There are 4 steps to a MCTS algorithm.

None
  1. Initial Setup — Start with a single root (parent) node and assign a large random UCB value to each non visited (child) nodes.
  2. Selection — In this phase, the agent starts at the root node, selects the most urgent node, applies the selected action, and continues until the final state is reached. To select the most urgent node, the upper limit of the node's trust limit is used. The node with the largest UCB is used as the next node. The UCB process helps overcome the dilemma of exploration and exploitation. Also known as the multi-armed bandit problem, agents want to maximize their prizes during gambling (lifelong learning).
None
  1. Expansion — When UCB can no longer be applied to find the next node, the game tree is expanded further to include unexplored child by appending all possible nodes from the leaf node.
  2. Simulation — Once expanded the algorithm selects the child node either randomly or with a policy until it reaches the final state of the game.
  3. Backpropagation — When the agent reach the final state of the game with a winner, all the traversed node are updated. The visit and win score for each nodes are updated.
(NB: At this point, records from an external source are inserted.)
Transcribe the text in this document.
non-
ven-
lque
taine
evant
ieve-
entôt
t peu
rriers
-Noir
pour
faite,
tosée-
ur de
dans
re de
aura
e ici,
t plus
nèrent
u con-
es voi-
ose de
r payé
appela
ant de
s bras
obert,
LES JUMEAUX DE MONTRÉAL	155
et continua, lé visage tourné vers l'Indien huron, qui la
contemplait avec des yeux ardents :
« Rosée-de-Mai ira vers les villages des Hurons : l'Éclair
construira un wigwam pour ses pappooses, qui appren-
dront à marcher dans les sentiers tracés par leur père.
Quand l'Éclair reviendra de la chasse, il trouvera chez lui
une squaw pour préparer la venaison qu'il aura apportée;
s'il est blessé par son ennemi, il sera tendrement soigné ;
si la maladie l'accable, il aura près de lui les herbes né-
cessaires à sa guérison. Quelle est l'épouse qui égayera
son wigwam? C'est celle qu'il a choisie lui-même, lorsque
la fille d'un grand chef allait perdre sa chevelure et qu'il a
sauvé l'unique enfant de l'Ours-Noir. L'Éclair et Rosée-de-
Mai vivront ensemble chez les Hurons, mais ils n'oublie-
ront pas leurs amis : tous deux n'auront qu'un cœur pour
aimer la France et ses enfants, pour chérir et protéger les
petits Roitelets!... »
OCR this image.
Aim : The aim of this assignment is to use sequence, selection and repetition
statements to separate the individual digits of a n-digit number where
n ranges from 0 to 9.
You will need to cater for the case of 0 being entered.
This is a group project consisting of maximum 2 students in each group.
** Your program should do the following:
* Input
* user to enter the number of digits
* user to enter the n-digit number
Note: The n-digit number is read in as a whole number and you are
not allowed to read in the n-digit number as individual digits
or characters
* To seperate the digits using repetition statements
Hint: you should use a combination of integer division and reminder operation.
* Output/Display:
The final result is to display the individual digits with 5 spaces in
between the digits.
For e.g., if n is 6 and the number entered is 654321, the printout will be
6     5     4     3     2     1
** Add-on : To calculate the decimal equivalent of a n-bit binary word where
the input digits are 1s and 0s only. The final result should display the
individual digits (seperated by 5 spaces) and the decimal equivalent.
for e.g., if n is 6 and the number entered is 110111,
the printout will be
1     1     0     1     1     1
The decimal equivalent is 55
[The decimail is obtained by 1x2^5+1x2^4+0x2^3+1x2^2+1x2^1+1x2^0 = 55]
The above steps are repeated for some iterations. Finally the child of the root node with the highest number of visits is selected as the next action as more the number of visits higher is the ucb.

The algorithm steps:

  • Each iteration starts at the root
  • Follows tree policy to reach a leaf node
  • Node 'N' is added
  • Perform a random rollout
  • Value backpropagated up the tree

How the algorithm learns:

  • Agents require more episodes to learn than Q-learning agents, but learning is much faster.
  • For simplicity, both trees share the same information, but each player has its own tree. We have found that this method is more rigorous and more flexible to learn against other types of agents (such as Q-Learn agents and random agents).
  • It takes about 800MB to store a tree of 1 million episodes and grows as the agent continues to learn. Therefore, it goes far beyond CNN to remain constant throughout the learning process.